Es un recién llegado al Madrid (que no al fútbol), y por tanto su declaración no procede de un apego extremo al escudo, pero es la base de este deporte, el principio sagrado que con tanta insistencia unos y otros acostumbran a pasar por encima. Ancelotti no es madridista, no puede serlo, pero afirma con tanta naturalidad como rotundidad que nunca entrenaría al Barcelona. "No, no lo haría, por respeto; tengo que respetar mi historia y la historia de los clubes que he entrenado", declaró anoche en El Larguero ante la pregunta de rigor previa a cada Superclásico. Y no es demagogia, o no debería, sino el motor que, pese a la contaminación de negocio, debería mover el fútbol. Y eso que al italiano la implicación con lo blanco todavía le afecta de soslayo.

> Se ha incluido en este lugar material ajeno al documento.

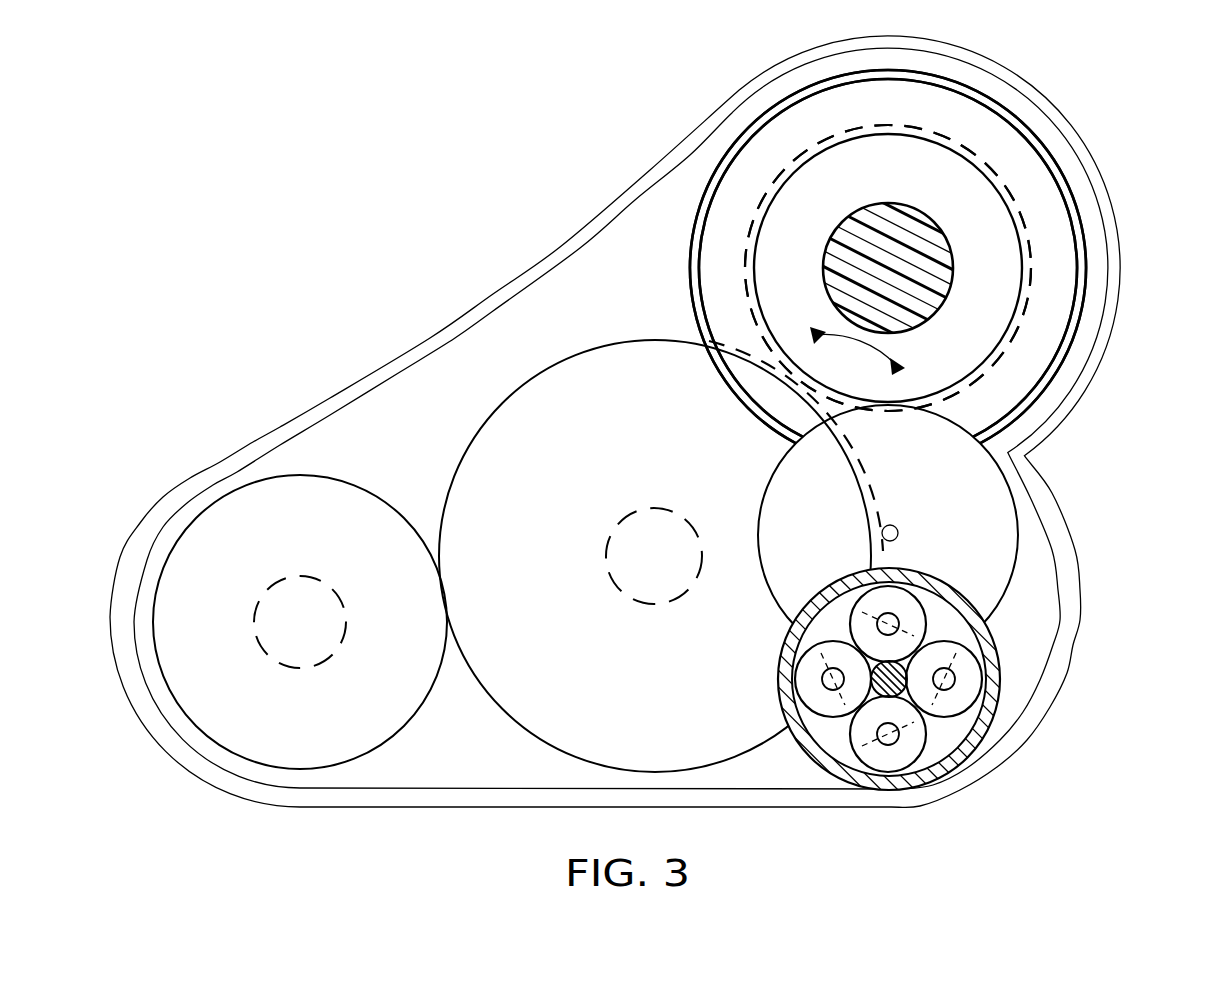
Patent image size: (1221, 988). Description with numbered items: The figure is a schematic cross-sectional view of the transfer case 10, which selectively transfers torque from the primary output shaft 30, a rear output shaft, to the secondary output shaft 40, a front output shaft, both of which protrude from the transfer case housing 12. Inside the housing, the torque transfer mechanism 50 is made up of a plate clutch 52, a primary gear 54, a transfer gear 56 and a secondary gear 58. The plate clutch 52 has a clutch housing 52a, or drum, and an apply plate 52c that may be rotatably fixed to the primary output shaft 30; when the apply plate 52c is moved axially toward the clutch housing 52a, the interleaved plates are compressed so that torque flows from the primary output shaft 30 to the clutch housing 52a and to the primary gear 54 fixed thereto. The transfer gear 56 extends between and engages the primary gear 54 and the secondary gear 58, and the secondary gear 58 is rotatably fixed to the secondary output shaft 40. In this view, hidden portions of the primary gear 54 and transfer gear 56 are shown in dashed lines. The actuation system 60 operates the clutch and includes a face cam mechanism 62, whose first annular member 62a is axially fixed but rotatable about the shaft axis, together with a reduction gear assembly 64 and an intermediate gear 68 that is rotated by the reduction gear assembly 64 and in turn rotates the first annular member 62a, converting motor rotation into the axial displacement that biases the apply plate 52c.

The transfer case 10 is at (247, 228).
The transfer case housing 12 is at (495, 297).
The primary output shaft 30 is at (873, 203).
The secondary output shaft 40 is at (294, 577).
The torque transfer mechanism 50 is at (628, 240).
The plate clutch 52 is at (1034, 63).
The clutch housing 52a is at (1056, 146).
The apply plate 52c is at (1064, 183).
The primary gear 54 is at (759, 198).
The transfer gear 56 is at (487, 420).
The secondary gear 58 is at (304, 476).
The actuation system 60 is at (1098, 680).
The face cam mechanism 62 is at (1030, 268).
The first annular member 62a is at (888, 268).
The reduction gear assembly 64 is at (993, 632).
The intermediate gear 68 is at (1016, 513).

Porque el fútbol son las hinchadas. El superclásico que mañana paralizará no sólo España sino el mundo, el espectáculo convertido en una máquina abusiva de dinero, es lo que es gracias a la rivalidad extrema de dos aficiones. Y vivir de esa pasión, favorecerse profesional y emocionalmente de ella, también compromete. Y salvo como despecho, justificado precisamente por el maltrato o desprecio previo de ese club o esa afición, nadie debería jugar caprichosa e interesadamente al cambio de camiseta. No hay millones que lo justifiquen. La dignidad está en juego.
Quizás Ancelotti se convirtió ayer en prisionero para siempre de sus palabras por un asunto de provocación (que también tendría su lugar en la liturgia de un Superclásico), una especie de decir yo nunca habría hecho lo que hizo Luis Enrique, pero incluso así estaría cargado de razón. Los silbidos que mañana escuchará el técnico azulgrana en el Bernabéu, como los que en su día se llevó Figo del Camp Nou (y eso que el pecado es incomparable), estarán mucho más justificados que los indecentes transfuguismos. Y paradójicamente reciben más comprensión éstos que los primeros.
Ancelotti tiene razón. Trabajar en el Madrid invalida hacerlo luego en el Barça. Vestir la camiseta del Atlético anula poder lucir la del Madrid. Santificar la rivalidad no es incitar a la violencia, como se retuerce desde algunas tribunas. Es respeto. Al fútbol y a uno mismo. Y es bueno que los protagonistas se atrevan a pronunciarlo de una vez en alto.